Most artists of the era tried to craft an image. MTV was new and explosive, and every label was trying to capitalize on it. High-concept, story-driven, fashion-forward videos were the gold standard. But the Beastie Boys? They went the opposite direction. They were the anti-image. They mocked seriousness so effectively that the mockery became a style all its own.

“Brass Monkey” plays like a home video because that’s essentially what it is. These weren’t guys trying to romance the camera. They weren’t trying to appear deep or profound. They were having fun—loud, absurd, glorious fun—and the video lets the audience feel like they’re in the room too.

In fact, the low budget almost becomes a punk statement. It’s as if they were saying: We’re not here to win cinematography awards. We’re here to make noise, drink cheap booze, and jump around while yelling into a mic. That attitude is the heart of early Beastie Boys culture.

The Energy Is Contagious

Plenty of videos look better. Plenty of videos sound better. Very few videos feel better.

The Beastie Boys radiate something intangible in “Brass Monkey”—a sense of joyful rebellion that can’t be choreographed. They’re not performing for the lens; they’re simply having a blast, and the camera just happens to be there. Their unrestrained, teenage-like chaos fills every second. No part of the video feels like work. No part feels like marketing. And that glow—this unfiltered, unabashed sense of fun—is why the video remains beloved decades later.

If you watch it alone, it feels like hanging out with them. If you watch it with friends, it turns the room into a party. There aren’t many music videos you can say that about.

It Accidentally Predicted the Future

This is the wildest part: in being both awful and brilliant, “Brass Monkey” essentially predicted the entire future of internet video culture. It’s a proto-YouTube video decades before YouTube existed—raw, chaotic, and shot without a single thought toward professionalism. If you uploaded it today, people would assume it was an intentionally retro, VHS-filtered viral clip from an underground indie band.
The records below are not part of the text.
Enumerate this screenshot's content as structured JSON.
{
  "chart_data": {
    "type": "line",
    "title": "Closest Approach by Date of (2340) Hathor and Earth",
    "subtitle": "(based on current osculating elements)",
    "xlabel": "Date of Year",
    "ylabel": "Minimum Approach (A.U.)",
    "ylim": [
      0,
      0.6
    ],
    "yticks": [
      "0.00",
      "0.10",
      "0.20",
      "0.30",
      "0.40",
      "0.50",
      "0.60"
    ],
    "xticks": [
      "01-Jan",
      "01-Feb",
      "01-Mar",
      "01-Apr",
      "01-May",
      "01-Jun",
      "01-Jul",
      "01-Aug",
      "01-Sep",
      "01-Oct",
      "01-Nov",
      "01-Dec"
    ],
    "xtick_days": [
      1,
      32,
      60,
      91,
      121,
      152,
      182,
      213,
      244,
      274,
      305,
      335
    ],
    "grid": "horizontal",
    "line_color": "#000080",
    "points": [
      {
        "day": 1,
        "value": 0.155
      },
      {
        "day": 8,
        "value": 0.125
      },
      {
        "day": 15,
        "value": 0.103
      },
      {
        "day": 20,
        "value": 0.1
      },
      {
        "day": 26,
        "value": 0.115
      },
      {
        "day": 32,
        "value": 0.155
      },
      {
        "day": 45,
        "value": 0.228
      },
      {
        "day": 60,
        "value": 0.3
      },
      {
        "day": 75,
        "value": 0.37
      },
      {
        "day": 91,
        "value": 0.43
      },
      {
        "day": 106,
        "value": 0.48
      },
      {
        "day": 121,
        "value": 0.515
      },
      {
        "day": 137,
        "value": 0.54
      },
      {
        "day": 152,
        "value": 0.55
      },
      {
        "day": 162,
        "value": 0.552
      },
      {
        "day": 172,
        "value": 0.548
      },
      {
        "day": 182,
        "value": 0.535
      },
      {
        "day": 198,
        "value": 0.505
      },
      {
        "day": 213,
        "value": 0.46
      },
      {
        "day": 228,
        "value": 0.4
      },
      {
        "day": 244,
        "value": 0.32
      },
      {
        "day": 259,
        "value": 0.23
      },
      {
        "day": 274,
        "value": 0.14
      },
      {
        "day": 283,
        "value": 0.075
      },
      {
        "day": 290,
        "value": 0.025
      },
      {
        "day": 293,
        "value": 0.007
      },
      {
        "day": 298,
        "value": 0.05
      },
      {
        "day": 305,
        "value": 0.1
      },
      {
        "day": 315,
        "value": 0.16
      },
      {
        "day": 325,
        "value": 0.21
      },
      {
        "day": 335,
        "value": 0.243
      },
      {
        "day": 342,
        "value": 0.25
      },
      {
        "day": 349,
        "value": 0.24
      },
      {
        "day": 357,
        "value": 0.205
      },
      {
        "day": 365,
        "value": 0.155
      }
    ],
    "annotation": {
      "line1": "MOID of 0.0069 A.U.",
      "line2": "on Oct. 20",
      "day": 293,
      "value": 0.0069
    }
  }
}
The Beastie Boys weren’t ahead of their time by trying to be futuristic—they were ahead of their time by not trying at all.

In the 2020s, authenticity became the most valuable currency in media. TikTok, lo-fi aesthetics, meme culture, spontaneous jump-cut editing, ironic humor, the celebration of imperfection—all of these trends echo what “Brass Monkey” did accidentally. It’s the original “we filmed this in one afternoon with a friend’s camera” masterpiece.

The video walked so countless modern creators could run.

The Best/Worst Balance Is What Makes It Legendary

Ultimately, calling the “Brass Monkey” video either “the best” or “the worst” misses the point entirely. It is iconic because it exists perfectly on the line between those two extremes. It’s awful by every technical standard, yet unforgettable on every emotional one. It’s sloppy but charming, chaotic but coherent in its own loud, drunken way.

It’s a video that succeeds because it never pretended to be anything other than a visual extension of the Beastie Boys themselves: messy, rebellious, hilarious, unpredictable, charismatic, and impossible to ignore.

The best videos are the ones people talk about decades later. The worst videos are the ones people talk about decades later for the opposite reason. Somehow “Brass Monkey” manages to be both. It’s not just a relic of early hip-hop; it’s a snapshot of the Beastie Boys’ essence, distilled into shaky camerawork and cheap lighting. And that paradox—this goofy, ragged, wonderful disaster—is what makes it unforgettable.

It may not be the best-made video ever, but it might just be the most perfectly Beastie Boys thing ever filmed. And that’s why it’s both the best and the worst music video ever made—and why fans will keep rewatching it with the same goofy grin the Beasties wore back in the day.